Full exploitation of the AM process potentials for designing the microstructure requires a deep understanding of microstructure development during the deposition process and its relationship with the resulted mechanical properties (i.e. process-microstructure-property correlation). The running PhD project, in collaboration with the Computational Mechanics Group at ETH aims to develop a cellular automata-crystal plasticity finite element simulation framework for microstructure and mechanical properties simulation for AM process. Moderating the computational cost of such a detailed analysis through machine learning is planned.
Machine Learning for Multiscale Simulations of Residual Stresses and Distortion in Laser Powder Bed Additive Manufacturing
While additive manufacturing enables the production of functionally graded materials and complex topologies, its employment to fabricate ready-to-use components is often inhibited by the induced distortions and residual stresses. Steep temperature gradients and high cooling rates are involved during the process upon localised heat input. The resulted thermal strains induce inhomogeneously distributed plastic deformation, and thus residual stresses that can cause distortion and cracking of the built, affecting the geometrical accuracy and mechanical integrity of the products. To realise a 'first-time-right' high-quality production, a deeper understanding of the residual stress development process through high-fidelity numerical simulations, and therefore, development of residual stress and distortion mitigation strategies are required. The high computational cost of such detailed simulations is a barrier against their adoption for the real-size components. Typically, gross simplifications at the expense of accuracy and reliability have been taken by the previous research for part-scale analyses.
After re-examining the common assumptions in the high-fidelity thermomechanical simulation (e.g. the employed constitutive model types), this PhD project exploits the power of multiscale modelling and machine learning algorithms to realise reliable component-scale simulations for accurate prediction of distortion and residual stresses in AM components.
Neural Network Based Finite Element Method
Additive manufacturing technologies offer enormous design freedom and enable the fabrication of highly complex geometries that would otherwise be too difficult or costly to be manufactured by traditional methods. In order to take full advantage of the design freedom offered by AM, reliable and economical numerical models are necessary. In particular, the accurate resolution of heterogeneous structures and multi-scale structures is essential to obtain enhanced control over AM fabricated parts requiring temporary support during the build. In this context, a multi-resolution framework is developed that allows the modelling of part scale behaviour on the one side as well as an adequate resolution of fine-scale features on the other side. The element-based scale bridging strategy is exploited to derive efficiently functionality graded lattice structures utilizing Topology Optimization. It is envisaged to use the framework in order to derive part-specific optimized support structures that play a key role in additive manufacturing.

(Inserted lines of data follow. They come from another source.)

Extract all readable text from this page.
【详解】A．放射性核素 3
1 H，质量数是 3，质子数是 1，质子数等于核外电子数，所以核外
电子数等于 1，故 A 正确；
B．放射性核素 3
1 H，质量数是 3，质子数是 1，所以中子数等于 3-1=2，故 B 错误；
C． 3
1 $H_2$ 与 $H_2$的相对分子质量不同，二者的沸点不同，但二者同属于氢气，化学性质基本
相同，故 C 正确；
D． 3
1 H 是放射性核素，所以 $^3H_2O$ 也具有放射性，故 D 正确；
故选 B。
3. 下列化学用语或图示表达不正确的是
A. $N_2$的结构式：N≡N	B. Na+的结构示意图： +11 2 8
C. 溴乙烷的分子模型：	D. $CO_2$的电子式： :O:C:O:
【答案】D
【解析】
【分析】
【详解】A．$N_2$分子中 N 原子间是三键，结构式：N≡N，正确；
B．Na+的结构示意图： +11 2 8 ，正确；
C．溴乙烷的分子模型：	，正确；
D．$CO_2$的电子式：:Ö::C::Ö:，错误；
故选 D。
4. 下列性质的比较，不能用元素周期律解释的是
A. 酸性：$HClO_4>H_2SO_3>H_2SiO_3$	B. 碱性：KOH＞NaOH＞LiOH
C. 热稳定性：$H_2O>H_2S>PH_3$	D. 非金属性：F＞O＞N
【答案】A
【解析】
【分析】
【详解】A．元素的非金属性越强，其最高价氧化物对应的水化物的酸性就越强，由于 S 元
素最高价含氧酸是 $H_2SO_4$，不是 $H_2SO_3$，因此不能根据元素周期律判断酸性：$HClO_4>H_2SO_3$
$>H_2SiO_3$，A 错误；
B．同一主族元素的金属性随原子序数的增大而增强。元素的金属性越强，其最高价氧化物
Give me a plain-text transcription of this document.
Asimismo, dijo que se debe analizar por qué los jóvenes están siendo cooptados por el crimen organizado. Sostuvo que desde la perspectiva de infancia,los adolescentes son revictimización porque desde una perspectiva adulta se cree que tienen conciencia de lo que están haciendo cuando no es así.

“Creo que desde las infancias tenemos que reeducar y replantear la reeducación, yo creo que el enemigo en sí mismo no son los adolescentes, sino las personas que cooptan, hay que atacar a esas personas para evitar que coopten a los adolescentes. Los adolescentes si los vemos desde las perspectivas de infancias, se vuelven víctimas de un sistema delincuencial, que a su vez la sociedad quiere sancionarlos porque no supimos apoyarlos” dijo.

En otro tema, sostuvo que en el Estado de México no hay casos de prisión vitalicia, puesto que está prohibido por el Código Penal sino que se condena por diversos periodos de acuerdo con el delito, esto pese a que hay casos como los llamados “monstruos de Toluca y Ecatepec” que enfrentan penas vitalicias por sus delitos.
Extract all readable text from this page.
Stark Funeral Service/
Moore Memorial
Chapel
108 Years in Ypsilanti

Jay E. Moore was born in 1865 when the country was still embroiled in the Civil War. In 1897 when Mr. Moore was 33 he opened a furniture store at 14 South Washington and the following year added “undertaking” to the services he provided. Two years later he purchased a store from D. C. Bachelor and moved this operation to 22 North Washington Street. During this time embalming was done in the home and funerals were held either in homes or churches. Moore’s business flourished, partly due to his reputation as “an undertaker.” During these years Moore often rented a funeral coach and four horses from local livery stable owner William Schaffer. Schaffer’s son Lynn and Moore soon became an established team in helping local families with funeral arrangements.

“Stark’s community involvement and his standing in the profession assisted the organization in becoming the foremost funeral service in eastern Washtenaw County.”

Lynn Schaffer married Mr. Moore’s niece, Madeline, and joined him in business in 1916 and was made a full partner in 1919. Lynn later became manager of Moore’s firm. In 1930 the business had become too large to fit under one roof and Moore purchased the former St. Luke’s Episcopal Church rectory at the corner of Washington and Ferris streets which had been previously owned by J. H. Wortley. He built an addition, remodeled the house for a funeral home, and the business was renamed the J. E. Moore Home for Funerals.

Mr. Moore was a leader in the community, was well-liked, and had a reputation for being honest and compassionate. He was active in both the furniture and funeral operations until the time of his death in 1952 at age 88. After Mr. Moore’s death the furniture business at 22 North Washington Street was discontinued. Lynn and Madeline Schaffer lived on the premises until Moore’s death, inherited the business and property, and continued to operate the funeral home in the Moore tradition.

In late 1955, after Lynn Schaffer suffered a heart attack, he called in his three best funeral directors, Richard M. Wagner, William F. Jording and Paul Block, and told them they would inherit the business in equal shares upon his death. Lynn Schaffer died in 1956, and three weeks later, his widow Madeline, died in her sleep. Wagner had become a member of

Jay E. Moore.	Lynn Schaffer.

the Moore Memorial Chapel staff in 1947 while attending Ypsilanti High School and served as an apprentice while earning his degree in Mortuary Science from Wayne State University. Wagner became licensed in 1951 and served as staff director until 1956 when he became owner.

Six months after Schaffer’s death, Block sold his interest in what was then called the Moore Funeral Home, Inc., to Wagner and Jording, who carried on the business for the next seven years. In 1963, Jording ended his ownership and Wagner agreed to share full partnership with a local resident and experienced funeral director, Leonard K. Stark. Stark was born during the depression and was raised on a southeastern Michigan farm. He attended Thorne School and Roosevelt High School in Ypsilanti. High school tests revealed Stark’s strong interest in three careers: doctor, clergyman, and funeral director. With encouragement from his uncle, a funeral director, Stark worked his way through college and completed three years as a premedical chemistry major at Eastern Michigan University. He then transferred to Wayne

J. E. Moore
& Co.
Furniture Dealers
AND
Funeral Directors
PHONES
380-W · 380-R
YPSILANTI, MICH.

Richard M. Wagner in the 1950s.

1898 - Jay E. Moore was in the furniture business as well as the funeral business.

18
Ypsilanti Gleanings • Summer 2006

Within the ongoing PhD project, in collaboration with ZHAW and ETHZ, the development of a Deep Learning based finite element method is aimed for. The envisaged framework exploits the Geometric Multiscale Finite Element Method as a scale bridging strategy that allows a finite element discretization via user-defined multi-node super elements. The super-element itself is fully controlled by a pre-trained Machine Learning model that provides necessary quantities for the Finite Element solver on the one side and additional information about the fine-scale behaviour on the other side.